Blood‐Ocular Barriers and Macular Edema

Abstract

AbstractThe blood‐ocular barrier system is formed by two main barriers: the blood‐aqueous barrier (BAB) and the blood‐retinal barrier (BRB). Homeostasis in the retina microenvironment is maintained by the function of the BRB which regulates the movement of chemicals and cells between the intravascular compartment and the retina. The BRB consists of two major topographically distinct components: the endothelium of the retinal vessels (inner BRB) and the retinal pigment epithelium (outer BRB). The barrier function of the retinal vascular endothelium depends on its continuous epithelial‐like arrangement with the endothelial cells united by tight junctions, whereas the ability of the retinal pigment epithelium to regulate solute transport depends on the apical tight junctions between these cells. The tight junctions are membrane fusion areas between adjacent cells that serve as a diffusion barrier for paracellular transport and as a “molecular fence”, restricting the free movement of transmembrane proteins, and thus maintaining cell polarity and the asymmetric distribution of transmembrane proteins. Among the most important proteins that are associated with tight junctions are occludin, zonula occludens and claudins. Pathologic increase in blood retinal permeability can be caused by endothelial damage, tight junction disassembly, or cytokines such as vascular endothelial growth factor.
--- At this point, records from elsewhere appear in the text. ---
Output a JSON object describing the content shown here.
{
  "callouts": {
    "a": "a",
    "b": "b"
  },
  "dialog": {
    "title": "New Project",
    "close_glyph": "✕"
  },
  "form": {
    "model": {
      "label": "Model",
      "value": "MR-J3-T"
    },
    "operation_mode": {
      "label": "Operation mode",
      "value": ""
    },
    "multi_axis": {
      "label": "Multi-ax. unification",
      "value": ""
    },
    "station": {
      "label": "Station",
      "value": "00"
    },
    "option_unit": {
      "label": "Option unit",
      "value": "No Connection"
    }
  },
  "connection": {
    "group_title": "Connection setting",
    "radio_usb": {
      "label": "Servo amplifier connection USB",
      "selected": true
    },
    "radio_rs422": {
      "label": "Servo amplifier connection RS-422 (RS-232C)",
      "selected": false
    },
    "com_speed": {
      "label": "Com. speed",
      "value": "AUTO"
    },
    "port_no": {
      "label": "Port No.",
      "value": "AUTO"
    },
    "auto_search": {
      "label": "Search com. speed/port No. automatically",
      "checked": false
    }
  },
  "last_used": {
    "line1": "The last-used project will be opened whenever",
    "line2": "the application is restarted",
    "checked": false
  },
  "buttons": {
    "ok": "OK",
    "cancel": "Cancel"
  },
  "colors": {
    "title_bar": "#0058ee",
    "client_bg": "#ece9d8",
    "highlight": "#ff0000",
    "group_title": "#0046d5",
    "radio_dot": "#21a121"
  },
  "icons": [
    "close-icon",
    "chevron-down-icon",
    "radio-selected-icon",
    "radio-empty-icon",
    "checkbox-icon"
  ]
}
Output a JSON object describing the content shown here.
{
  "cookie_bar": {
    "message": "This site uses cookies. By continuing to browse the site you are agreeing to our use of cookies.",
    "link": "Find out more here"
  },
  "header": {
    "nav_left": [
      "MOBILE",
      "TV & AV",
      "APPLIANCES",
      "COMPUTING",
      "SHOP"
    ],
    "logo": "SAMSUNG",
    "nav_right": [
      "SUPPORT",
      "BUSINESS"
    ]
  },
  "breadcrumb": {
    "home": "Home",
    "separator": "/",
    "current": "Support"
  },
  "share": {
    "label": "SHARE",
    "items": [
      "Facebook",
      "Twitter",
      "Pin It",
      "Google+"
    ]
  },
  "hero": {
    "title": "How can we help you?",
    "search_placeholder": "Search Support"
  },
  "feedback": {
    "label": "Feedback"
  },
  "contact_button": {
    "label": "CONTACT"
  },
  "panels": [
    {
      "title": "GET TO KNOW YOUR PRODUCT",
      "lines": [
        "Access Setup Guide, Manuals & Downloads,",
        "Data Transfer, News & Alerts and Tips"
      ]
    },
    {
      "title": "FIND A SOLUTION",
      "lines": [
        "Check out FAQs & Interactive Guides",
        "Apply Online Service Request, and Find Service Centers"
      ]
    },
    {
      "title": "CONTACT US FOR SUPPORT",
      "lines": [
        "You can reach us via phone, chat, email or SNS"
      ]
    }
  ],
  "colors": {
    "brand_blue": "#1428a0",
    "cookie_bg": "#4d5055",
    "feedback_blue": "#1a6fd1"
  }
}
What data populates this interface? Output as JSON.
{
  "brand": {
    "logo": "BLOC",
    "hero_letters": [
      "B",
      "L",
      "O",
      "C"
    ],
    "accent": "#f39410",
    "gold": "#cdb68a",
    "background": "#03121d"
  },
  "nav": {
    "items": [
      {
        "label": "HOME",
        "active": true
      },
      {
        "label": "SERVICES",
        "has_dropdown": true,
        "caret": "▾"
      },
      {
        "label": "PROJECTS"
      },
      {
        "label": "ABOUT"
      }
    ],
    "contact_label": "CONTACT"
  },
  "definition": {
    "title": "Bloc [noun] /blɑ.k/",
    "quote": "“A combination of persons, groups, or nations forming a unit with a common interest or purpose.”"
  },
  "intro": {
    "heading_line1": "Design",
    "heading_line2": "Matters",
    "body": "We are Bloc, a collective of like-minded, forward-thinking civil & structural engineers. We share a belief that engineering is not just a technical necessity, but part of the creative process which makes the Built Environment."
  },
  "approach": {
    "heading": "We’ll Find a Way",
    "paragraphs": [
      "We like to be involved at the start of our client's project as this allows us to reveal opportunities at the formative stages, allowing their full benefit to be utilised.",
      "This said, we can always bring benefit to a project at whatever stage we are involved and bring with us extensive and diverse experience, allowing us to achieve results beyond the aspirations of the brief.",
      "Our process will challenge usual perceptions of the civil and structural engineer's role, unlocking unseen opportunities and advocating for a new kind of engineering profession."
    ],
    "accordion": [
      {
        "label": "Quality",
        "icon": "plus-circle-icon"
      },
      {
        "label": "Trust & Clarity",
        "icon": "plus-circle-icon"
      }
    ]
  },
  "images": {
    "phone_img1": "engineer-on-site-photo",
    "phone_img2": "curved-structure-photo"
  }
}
Several methods have been developed to allow detection, quantification and monitoring of BRB breakdown in experimental and clinical settings. In humans, fluorescein angiography, vitreous fluorophotometry and OCT are the most commonly used. Alterations of the BRB play a crucial role in the development of retinal edema. Macular edema is the result of an accumulation of fluid in the retinal layers around the fovea, contributing to vision loss by altering the functional relationship in the retina and promoting an inflammatory reparative response. The accumulation of fluid is directly associated with an alteration of the BRB. In this situation the protective effect of the BRB is lost and Starling’s law applies.